筆者の環境では用紙の設定をしても、送信時A4縦長以外の用紙サイズではうまく送信できませんでした。A4横長のデータをを送信したかったらAdboe Acrobat Reader DC等を使って、A4横データを縦に表示しWindows Print to PDF等で印刷して縦書きに変換したのちに送信する回避策をとっています。
また、何かわかったらここに記述したいと思います。
- -h
送信するモデムを指定したり、別のFAXサーバーを指定できます。
[modem@]host[:port]という書式です。「ttyS0@localhost」や「ttyACM0@127.0.0.1:4559」とします。
筆者の環境ではhylafaxは4559番で待ち受けるようでしたが、不明場合は/etc/service等で確認してください。
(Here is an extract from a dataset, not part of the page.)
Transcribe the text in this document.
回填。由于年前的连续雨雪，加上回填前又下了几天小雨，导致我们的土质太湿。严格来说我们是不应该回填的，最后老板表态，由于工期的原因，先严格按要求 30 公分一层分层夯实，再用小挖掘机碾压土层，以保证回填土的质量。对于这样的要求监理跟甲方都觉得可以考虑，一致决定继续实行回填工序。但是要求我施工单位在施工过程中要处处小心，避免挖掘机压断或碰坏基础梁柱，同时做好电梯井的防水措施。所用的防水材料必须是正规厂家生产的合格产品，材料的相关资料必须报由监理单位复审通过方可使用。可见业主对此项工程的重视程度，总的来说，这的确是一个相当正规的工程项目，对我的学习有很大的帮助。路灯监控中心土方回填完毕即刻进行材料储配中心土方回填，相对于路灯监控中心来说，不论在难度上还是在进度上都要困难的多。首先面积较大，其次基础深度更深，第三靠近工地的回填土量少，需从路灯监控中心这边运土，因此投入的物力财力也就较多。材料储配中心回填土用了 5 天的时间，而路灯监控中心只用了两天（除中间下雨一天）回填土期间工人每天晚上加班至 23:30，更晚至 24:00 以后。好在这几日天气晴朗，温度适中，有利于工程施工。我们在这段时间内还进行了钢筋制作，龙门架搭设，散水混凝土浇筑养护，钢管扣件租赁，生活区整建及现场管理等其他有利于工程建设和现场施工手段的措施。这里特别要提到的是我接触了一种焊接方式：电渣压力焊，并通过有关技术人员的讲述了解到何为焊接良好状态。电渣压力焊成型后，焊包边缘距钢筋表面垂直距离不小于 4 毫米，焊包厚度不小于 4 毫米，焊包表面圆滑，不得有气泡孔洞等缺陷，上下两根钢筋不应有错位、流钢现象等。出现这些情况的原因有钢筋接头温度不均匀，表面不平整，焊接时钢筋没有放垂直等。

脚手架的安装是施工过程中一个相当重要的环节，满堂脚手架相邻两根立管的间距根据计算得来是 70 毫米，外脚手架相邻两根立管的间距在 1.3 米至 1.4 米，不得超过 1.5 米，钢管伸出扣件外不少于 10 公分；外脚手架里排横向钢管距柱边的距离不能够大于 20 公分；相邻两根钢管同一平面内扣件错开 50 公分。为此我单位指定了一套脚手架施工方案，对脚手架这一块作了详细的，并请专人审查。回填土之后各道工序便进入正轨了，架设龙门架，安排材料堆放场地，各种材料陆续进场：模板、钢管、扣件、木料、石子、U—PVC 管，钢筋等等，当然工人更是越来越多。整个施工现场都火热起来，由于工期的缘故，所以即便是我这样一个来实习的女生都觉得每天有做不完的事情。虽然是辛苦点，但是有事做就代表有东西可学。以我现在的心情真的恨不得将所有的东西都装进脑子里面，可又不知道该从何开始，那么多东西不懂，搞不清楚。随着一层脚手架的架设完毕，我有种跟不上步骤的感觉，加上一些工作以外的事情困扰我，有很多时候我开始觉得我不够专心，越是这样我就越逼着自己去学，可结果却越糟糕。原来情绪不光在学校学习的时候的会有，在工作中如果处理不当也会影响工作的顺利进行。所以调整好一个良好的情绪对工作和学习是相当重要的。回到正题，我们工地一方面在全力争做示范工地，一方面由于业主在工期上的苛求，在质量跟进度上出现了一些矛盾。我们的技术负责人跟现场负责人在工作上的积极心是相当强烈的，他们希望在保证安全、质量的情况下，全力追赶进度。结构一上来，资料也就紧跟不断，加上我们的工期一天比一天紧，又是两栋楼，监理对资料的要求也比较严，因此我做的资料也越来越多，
他にもman sendfaxで表示されるようにオプションはいろいろありますが、それらは-dオプションより前に指定する必要があります。
結果の確認
送信前のFAXの状態を確認するには「faxstat」に-sオプション、送信終了したFAXの結果を確認するには-dオプションをつけて実行します。受信確認は-rを付けます。
- JID
JOB IDです。このJOB IDを使って、再送指示や、中止指示を出します。
- Pri
優先度
- S
コール中はR(Ringing?)、終了するとD(Done?)が入ります。予約時はP(preserve?)です。モデムの認識ができていなくて送信できないときはW(Wait?)となっています。
- Owner
FAX送信したユーザーです
- Number
宛先番号です
- Pages
送信済みページ:全ページ
- Dials
現在回数:上限回数
- TTS
予約時に送信時刻が入ります
JID | Pri | S | Owner | Number | Pages | Dials | TTS | Status |
1 | 127 | D | root | 1234567890 | 1:1 | 1:12 |
中止と再送
中止する場合はfaxrm、再送する場合はfaxalterで送信時刻を変えます。faxalter -a now ジョブID です。
# faxalter -a now 7
他、faxalterのオプションには-dで番号変更、-mでモデム変更などがあります。
FAXのログ
FAXのログは/var/spool/hylafax/logにあります。
このディレクトリにはサマリーログを記録している「xferfaxlog」、と詳細な通信状態を記録しているcの後9桁の番号の入ったファイル(例:c123456789)があります。cから始まるファイルがどの通信のものかはxferfaxlogをみればわかるようになっています。あとこのディレクトリにある「seqf」はcから始まるファイルの連番を記憶しているファイルです。
また/var/spool/hylafax/docqディレクトリには直近で送信したfaxのデータが残っています。